Galloway addressed more than 150 Presbyterian from across the country at her June 19 workshop, A Critical Conversation on Sex Trading and Trafficking, where she shared stories of her personal experiences working with women and children who are struggling to break free from sexual exploitation. The workshop was part of the 2015 Churchwide Gathering of Presbyterian Women in Minneapolis.
“My husband and I were called to Kwanzaa in Minneapolis from Atlanta, and at the time I didn’t know what we would do,” she said. “The church here was a new church development and I didn’t know what God had in store for me…or for us. When we were called here, I knew we were also called to do community engagement, but I didn’t know where to start.”
Not knowing how to start a new worshiping community didn’t hinder Galloway—she knew there was a need to be met.

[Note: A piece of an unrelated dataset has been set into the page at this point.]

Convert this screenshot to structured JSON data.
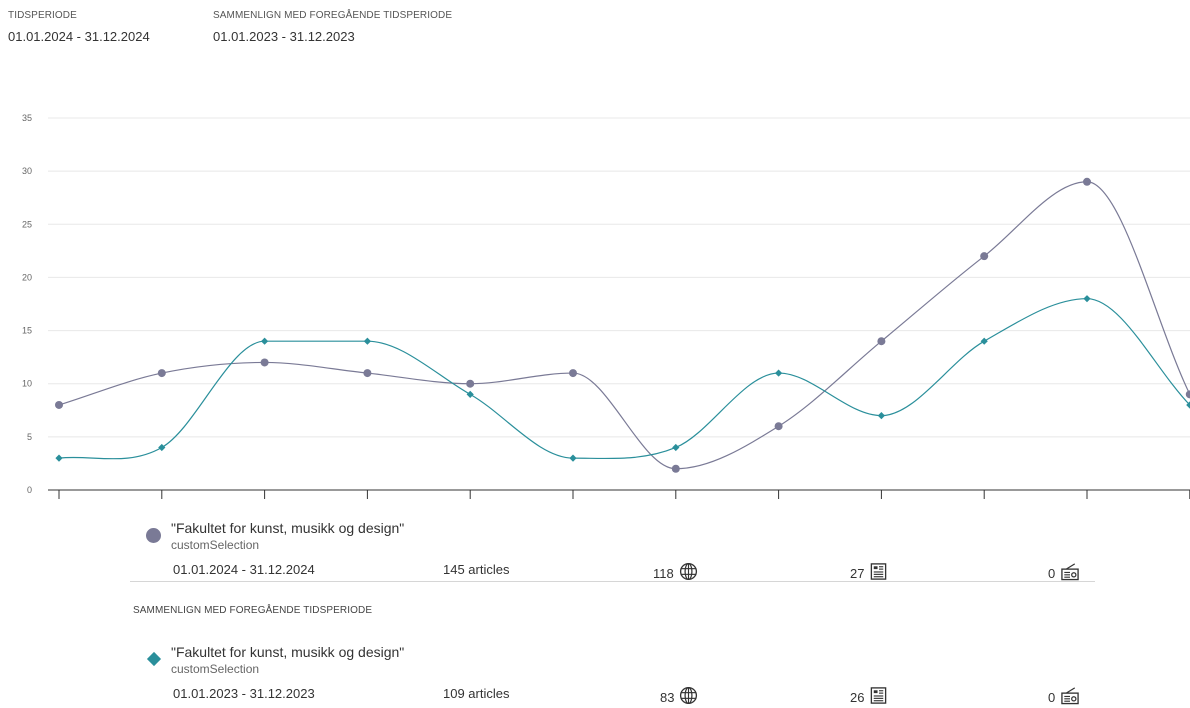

“I did know how to listen to women’s stories and that was a critical piece for our community engagement work,” she said. “Women hold the history of the community, but they also hold the current knowledge of the community and the heartbeat of the community. I knew that’s where I needed to start when we arrived here.”
Hearing God’s call to community engagement, Galloway began spending time in the early morning hours—often between 4am and 5am—working to build relationships with the marginalized women who were struggling on the north side of the city.

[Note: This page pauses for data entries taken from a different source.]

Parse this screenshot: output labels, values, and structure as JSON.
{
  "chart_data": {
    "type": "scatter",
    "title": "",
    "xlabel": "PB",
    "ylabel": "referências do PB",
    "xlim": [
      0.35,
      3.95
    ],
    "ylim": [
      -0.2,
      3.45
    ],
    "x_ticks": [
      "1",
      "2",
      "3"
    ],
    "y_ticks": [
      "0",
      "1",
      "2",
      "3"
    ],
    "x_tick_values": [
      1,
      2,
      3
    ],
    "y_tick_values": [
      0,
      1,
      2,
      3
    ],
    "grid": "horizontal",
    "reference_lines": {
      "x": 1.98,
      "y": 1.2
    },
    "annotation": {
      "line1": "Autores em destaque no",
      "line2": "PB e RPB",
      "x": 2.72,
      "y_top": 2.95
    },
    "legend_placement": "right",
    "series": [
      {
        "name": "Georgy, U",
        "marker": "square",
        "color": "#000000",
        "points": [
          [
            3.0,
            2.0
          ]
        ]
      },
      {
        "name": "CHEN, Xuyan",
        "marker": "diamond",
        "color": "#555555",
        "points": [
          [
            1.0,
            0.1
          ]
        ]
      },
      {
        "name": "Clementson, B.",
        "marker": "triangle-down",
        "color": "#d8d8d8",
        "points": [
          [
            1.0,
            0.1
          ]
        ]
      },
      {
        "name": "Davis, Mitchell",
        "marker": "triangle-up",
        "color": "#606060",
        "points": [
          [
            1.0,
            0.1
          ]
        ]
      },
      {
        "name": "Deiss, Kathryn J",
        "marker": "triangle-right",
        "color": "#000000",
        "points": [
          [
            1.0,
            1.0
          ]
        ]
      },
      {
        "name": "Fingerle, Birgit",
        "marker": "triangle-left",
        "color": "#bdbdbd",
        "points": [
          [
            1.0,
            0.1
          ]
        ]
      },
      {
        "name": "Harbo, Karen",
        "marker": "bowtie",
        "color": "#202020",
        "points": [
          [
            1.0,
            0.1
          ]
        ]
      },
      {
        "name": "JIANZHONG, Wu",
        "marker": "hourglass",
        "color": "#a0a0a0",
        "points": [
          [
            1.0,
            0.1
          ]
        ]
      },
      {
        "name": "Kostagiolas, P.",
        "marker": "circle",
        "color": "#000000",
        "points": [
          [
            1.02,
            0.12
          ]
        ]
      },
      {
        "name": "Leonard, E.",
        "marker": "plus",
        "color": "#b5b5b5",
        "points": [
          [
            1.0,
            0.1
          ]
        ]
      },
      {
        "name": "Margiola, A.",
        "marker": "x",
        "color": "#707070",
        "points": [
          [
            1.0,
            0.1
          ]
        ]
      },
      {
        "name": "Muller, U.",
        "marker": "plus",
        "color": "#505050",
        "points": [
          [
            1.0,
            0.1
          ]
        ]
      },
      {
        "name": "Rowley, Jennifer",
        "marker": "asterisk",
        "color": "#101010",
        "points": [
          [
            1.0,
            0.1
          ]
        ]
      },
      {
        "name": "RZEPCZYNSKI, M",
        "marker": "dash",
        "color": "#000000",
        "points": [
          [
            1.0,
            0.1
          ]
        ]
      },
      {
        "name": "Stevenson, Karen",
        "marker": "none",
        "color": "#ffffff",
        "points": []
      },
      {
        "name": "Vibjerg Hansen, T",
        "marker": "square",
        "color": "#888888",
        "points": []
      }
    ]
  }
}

“For some time, I got up early while my husband and babies were still in bed and I would travel to the north side of the city and just sit outside on the steps and watch these women, she said. “Finally, one morning a woman walked by and she just looked tired. I invited her to have a seat with me and as she sat, we began to talk. Slowly, we began to build relationships and we shared conversations about the struggles they were facing. I began to analyze what I was hearing, trying to figure out how I could begin to serve.”
The ministry of Kwanzaa’s Northside Women’s Space grew from Galloway’s engagement with these women as they sat together on the stoop. Today, Northside Women’s Space provides respite, short-term intervention and safe connections to help the women and children they serve get from wherever they are in life to where they want to be.
Galloway urged workshop participants to take what they have learned back to their individual congregations and communities.
“I hope the stories you hear at this gathering today are just an appetizer for you,” she encouraged. “Go home. Do your research and learn more about what’s happening in your own community. Take what you find to your church, to your synod and your presbytery. Sexual exploitation and trafficking is happening all across the country and this is a ministry that every church should be part of.”
Editor's Note (25 June 2015): An earlier version of this story identified Kwanzaa Community Church as part of the 1001 New Worshiping Communities initiative.